Author ORCID Identifier

https://orcid.org/0000-0002-8980-3330

Date of Award

8-9-2022

Degree Type

Thesis

Degree Name

Master of Public Health (MPH)

Department

Public Health

First Advisor

Therese Decampo Pigott, PhD

Second Advisor

Jennifer Gander, PhD

Abstract

INTRODUCTION: Since the SARS-CoV-2 emergence in 2019, the subsequent disease COVID-19 has become a global public health emergency. While substantial research has been done regarding the acute phase of this disease, little is known about the long-term health implications of COVID-19, including the biological mechanisms leading to the development of persistent symptoms following infection known as “long-COVID”. One suggested causal pathway is that the immune response induced by SARS-CoV-2 causes dysregulation of iron homeostasis, hemolysis, and/or erythropoiesis, resulting in abnormally low Hgb levels and insufficient O2 transfer. Developing a better understanding of these mechanisms is key to treating and preventing the long-term health implications linked to COVID-19.

AIM: The aim of this study is to evaluate the prevalence of anemia 180-days post-COVID diagnosis and assess potential risk factors including patient demographics, comorbidities, and hospitalization (COVID severity) status.

METHODS: The sample was obtained from KPGA’s CURE Cohort and EMR. Individuals aged ≥18 at COVID-19 diagnosis, alive as of February 2022, and with Hgb labs taken pre- and 180-days post- COVID19 diagnosis ±30-days were included in the study. Anemia was defined as blood hemoglobin (Hgb) levels <12.0g/dL for females and <13.0g/dL for males. Unadjusted univariate and adjusted multivariable logistic regression were used to calculate odds ratios and assess the association between anemia and exposures of interest.

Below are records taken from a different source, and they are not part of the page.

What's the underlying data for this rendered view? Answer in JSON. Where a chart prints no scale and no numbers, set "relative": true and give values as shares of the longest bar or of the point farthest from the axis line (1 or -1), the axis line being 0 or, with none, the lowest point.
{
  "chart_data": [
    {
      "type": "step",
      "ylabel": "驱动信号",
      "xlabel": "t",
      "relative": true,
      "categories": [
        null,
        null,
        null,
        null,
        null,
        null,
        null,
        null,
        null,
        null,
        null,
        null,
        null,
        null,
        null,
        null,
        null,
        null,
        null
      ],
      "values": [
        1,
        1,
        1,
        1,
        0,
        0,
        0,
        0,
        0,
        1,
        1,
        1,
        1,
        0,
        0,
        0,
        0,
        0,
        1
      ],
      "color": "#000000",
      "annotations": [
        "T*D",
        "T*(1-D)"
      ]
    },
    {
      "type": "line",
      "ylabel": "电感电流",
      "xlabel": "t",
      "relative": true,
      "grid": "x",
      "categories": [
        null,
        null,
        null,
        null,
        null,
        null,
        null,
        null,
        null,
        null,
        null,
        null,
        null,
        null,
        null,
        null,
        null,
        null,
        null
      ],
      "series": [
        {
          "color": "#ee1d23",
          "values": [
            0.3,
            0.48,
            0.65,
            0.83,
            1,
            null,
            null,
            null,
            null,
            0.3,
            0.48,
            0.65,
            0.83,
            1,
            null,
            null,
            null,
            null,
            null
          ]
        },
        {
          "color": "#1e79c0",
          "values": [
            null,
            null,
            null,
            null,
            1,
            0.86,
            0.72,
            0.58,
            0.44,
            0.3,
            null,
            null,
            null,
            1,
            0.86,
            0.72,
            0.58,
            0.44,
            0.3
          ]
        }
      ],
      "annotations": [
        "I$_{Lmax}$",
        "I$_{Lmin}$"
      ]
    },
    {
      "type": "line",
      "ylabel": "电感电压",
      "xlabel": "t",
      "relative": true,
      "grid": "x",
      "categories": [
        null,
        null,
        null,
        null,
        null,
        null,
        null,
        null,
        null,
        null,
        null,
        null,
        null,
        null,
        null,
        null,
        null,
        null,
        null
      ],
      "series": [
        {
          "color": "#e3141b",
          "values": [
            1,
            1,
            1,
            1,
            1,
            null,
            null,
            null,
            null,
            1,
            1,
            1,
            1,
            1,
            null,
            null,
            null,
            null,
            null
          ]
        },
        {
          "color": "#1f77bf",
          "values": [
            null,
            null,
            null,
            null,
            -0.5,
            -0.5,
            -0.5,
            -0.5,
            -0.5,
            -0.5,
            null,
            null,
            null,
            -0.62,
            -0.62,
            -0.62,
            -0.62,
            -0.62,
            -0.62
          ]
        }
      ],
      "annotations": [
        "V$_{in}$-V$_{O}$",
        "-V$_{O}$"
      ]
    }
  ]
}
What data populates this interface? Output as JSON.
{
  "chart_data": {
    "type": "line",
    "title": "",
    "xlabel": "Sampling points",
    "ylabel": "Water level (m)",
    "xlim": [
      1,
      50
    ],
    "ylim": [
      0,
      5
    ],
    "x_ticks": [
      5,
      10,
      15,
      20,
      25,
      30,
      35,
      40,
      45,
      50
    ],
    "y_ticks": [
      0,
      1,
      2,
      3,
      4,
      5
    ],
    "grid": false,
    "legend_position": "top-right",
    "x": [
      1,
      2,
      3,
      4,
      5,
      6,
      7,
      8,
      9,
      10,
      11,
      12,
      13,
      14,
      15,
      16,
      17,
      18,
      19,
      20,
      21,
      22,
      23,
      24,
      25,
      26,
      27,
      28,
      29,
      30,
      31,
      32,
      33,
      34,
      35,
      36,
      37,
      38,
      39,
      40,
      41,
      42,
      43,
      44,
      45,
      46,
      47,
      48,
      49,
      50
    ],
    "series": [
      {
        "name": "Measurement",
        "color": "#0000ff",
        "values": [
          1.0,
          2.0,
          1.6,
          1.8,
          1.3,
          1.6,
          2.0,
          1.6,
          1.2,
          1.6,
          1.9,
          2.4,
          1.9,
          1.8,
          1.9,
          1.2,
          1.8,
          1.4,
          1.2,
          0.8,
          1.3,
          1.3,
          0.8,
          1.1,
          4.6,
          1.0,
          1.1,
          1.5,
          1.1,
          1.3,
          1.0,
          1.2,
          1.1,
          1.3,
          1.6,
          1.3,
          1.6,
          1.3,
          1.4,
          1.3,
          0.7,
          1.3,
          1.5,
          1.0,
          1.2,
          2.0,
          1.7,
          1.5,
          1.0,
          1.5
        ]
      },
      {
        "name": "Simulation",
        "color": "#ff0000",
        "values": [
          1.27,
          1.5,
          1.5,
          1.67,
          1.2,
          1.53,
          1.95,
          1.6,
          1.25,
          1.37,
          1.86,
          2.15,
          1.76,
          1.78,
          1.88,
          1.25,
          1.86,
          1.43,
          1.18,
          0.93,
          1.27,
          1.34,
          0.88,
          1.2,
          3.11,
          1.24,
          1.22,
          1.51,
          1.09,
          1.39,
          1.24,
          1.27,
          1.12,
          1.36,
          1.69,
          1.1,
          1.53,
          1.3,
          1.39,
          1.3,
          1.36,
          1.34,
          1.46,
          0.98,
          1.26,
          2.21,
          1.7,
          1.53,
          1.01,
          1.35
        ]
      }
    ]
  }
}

RESULTS: We found the prevalence of anemia at 180-days post-COVID to be 34.1%. Univariate analysis showed that age (≥65) (OR=1.40, 95% CI: 1.00, 1.97), Black/African American race (OR=2.46, 95% CI: 1.98, 3.05), obesity (OR=1.33 95% CI: 1.08, 1.64), kidney disease (OR=2.48, 95% CI: 1.91, 3.22), diabetes (OR=2.14, 95% CI: 1.72, 2.68), hypertension (OR=1.44, 95% CI: 1.16, 1.78), malignant cancer (OR=1.70, 95% CI: 1.28, 2.27), heart disease (OR=1.55, 95% CI: 1.25, 1.93), hospitalization (COVID-severity) (OR=2.46, 95% CI: 1.89, 3.21), and pre-COVID anemia (OR=13.71, 95% CI: 10.57, 17.77) were significantly associated with post-COVID anemia. The final fitted multivariable logistic regression model showed that Black/African American race (OR=1.74, 95% CI: 1.34, 2.26), diabetes (OR=1.53, 95% CI: 1.14, 2.05), malignant cancer (OR=1.47, 95% CI: 1.02, 2.13), hospitalization (COVID-severity) (OR=1.92, 95% CI: 1.37, 2.70), and pre-COVID anemia (OR=11.58, 95%CI: 8.85, 15.17) were significantly associated with post-COVID anemia. In a sensitivity analysis using our final fitted multivariable logistic regression, hospitalization was treated as an effect modifier. Among individuals not hospitalized for COVID-19, Black/African American race (OR=2.03, 95% CI:1.52, 2.72) was significantly associated with increased risk of having post-COVID anemia.

DISCUSSION: The findings of this study show that individuals diagnosed with diabetes, cancer, and anemia pre-COVID are at increased risk of post-COVID anemia. Additionally, individuals identifying as Black or African American had significantly higher risk of post-COVID anemia, specifically in the outpatient (non-severe COVID-19) population. There was significant overlap with post-COVID anemia risk factors identified in both the adjusted/unadjusted analysis and known risk factors for long-COVID. Future research should look to further examine the causal link between anemic Hgb levels post-COVID infection and the development of long-COVID.